“Having grown up in India during the 1960s and ‘70s, I witnessed first-hand how the green revolution transformed my country and helped achieve greater food security,” Prakash says. “I chose to go into plant breeding after listening to the lecture by the great Norman Borlaug.”
From there, Prakash migrated to biotechnology — a new tool in plant breeding that is ushering in a similarly impactful “gene revolution.” He saw “great potential in its ability to make agricultural far more productive and sustainable” and was one of the first to use the technology to improve sweet potato and peanut crops.
Now, as dean of the College of Arts and Sciences at Alabama’s Tuskegee University, Prakash is inspiring others to do their part to improve crop yields and end hunger. It’s all the more pressing at a time when agriculture, he says, is challenged by “its ability to cope with the changing demands of global climate change.”

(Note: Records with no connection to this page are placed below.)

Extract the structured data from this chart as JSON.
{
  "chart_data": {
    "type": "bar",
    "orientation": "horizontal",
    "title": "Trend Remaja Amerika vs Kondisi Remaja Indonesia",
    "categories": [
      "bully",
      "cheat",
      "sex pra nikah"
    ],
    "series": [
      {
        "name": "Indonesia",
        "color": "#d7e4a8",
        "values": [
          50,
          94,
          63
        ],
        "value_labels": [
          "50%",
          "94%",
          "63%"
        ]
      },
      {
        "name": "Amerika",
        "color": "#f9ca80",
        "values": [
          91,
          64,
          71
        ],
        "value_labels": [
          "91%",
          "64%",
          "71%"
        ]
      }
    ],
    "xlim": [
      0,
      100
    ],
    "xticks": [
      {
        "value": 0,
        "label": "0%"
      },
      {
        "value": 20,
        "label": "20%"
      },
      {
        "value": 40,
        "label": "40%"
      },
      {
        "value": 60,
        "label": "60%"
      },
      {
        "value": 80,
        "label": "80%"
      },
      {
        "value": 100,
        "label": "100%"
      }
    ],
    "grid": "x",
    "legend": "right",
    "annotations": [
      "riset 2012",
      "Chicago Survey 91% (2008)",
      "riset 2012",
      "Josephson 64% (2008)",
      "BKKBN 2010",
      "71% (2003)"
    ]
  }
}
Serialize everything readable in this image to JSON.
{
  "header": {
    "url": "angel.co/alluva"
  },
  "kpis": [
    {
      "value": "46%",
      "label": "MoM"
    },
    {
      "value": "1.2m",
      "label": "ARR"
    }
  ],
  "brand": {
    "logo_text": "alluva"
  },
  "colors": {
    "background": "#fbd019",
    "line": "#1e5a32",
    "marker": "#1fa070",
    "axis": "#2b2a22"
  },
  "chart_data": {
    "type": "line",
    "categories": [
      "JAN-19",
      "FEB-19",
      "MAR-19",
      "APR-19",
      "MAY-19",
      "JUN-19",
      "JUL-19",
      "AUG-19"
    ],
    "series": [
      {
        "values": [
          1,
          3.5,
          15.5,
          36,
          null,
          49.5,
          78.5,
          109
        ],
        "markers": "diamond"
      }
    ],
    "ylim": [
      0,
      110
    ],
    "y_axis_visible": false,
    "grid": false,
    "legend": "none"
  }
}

Prakash is also a frequent contributor to social media, engaging in communication initiatives that aim to dispel myths and misunderstandings around agricultural biotechnology. “It is a very safe method to improve our crops,” he explains.
His global outreach also extends to policymakers, media and public interest groups as he delivers public lectures, participates in interviews, and seizes every opportunity to help those with influence recognize the relevance of biotechnology in feeding the world and improving farmers’ lives.
“As we have already seen from the experience of farmers in India with Bt cotton, access to this technology will increasingly make farmers more prosperous and help them become more productive while decreasing their operating expenses and reliance on the labor,” Prakash says.